In summary, a palladium-catalyzed deprotonative cross-coupling process (DCCP) for direct arylation of methyl substituted heteroaromatics with aryl halides to synthesize triaryl(heteroaryl)methanes has been developed. Under our reaction conditions, a broad scope of methyl substituted heteroaromatics and aryl halides have successfully been coupled. It is impressive that a single catalyst can promote the efficient arylation of the starting material (Ar_Hetero-CH₃) and intermediates [CH₂(Ar_Hetero)Ar and CH(Ar_Hetero)Ar₂] to yield tetraarylmethane derivatives in up to 96% yield. We anticipate that this method will enable rapid assembly of tetraarylmethane derivatives previously difficult to prepare and will be useful in the synthesis of sphere-like molecules for examination in medicinal chemistry.

Experimental Section

General Methods

All reactions were conducted under an inert atmosphere of dry nitrogen. Dry solvents were purchased from Sigma-Aldrich and used without further purification. Unless otherwise stated, reagents were commercially available and used as purchased. Chemicals were obtained from Sigma-Aldrich, Acros, Alfa-Aesar, TCI and solvents were purchased from Fisher Scientific. TLC was performed with Merck TLC Silicagel60 F₂₅₄ plates with detection under UV light at 254 nm. Silica gel (230–400 mesh, Silicycle) was used for flash chromatography. The ¹H NMR and ¹³C{¹H} NMR spectra were obtained using a Brüker AM-500 Fourier-transform NMR spectrometer at 500 and 125 MHz, respectively. Chemical shifts are reported in units of parts per million (ppm) downfield from tetramethylsilane (TMS, δ 0.00 ppm) for ¹H NMR and CDCl₃ (δ 77.16 ppm) for ¹³C{¹H} NMR. All coupling constants are reported in hertz. The infrared spectra were obtained with KBr plates using a Perkin-Elmer Spectrum 100 Series FTIR spectrometer. High resolution mass spectrometry (HRMS) data were obtained on a Waters LC-TOF mass spectrometer (model LCT-XE Premier) using chemical ionization (CI) or electrospray ionization (ESI) in positive or negative mode, depending on the analyte.

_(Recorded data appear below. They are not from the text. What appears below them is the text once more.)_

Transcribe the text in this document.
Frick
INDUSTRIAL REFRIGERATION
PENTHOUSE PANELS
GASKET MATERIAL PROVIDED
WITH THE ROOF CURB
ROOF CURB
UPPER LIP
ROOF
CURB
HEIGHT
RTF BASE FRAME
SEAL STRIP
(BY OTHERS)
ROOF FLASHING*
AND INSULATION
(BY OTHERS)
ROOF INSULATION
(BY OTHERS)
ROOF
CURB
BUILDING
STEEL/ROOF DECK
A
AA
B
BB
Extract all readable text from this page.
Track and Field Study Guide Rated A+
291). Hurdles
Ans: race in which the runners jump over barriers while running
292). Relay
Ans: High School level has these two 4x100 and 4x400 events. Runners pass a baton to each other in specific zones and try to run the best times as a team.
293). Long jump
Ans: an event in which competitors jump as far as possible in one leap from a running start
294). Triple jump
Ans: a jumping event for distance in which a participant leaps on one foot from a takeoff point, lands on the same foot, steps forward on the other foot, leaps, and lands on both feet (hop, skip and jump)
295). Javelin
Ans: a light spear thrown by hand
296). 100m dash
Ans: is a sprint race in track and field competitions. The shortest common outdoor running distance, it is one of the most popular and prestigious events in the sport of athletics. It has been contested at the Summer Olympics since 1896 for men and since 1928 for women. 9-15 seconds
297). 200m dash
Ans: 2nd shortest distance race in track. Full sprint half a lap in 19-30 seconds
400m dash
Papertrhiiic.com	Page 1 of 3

General Procedure for the Pd-catalyzed Triarylation of Methyl Heteroaromatics

An oven-dried 8 mL reaction vial equipped with a stir bar was charged with methyl heteroaromatics (1, 0.20 mmol, 1.0 equiv) and aryl halides (5, 5.0–6.0 equiv) in a glove box under a nitrogen atmosphere at room temperature. A stock solution containing Pd(OAc)₂ (2.2 mg, 0.01 mmol, 5.0 mol %) and cataCXium A (7.2 mg, 0.02 mmol, 10.0 mol %) in 2 mL of dry o-xylene was taken up by syringe and added to the reaction vial under nitrogen. Next, NaOt-Bu (5.0–6.0 equiv) was added to the reaction mixture. The vial was capped, removed from the glove box, and stirred for 6 h at 130 °C. After cooling to room temperature, the reaction mixture was opened to air. Water (10 mL) was then added and the solution was extracted with ethyl acetate (3 × 10 mL). The combined organic phase was dried over Na₂SO₄ and was concentrated in vacuo. The crude material was loaded onto a deactivated silica gel column and purified by flash chromatography to afford the products.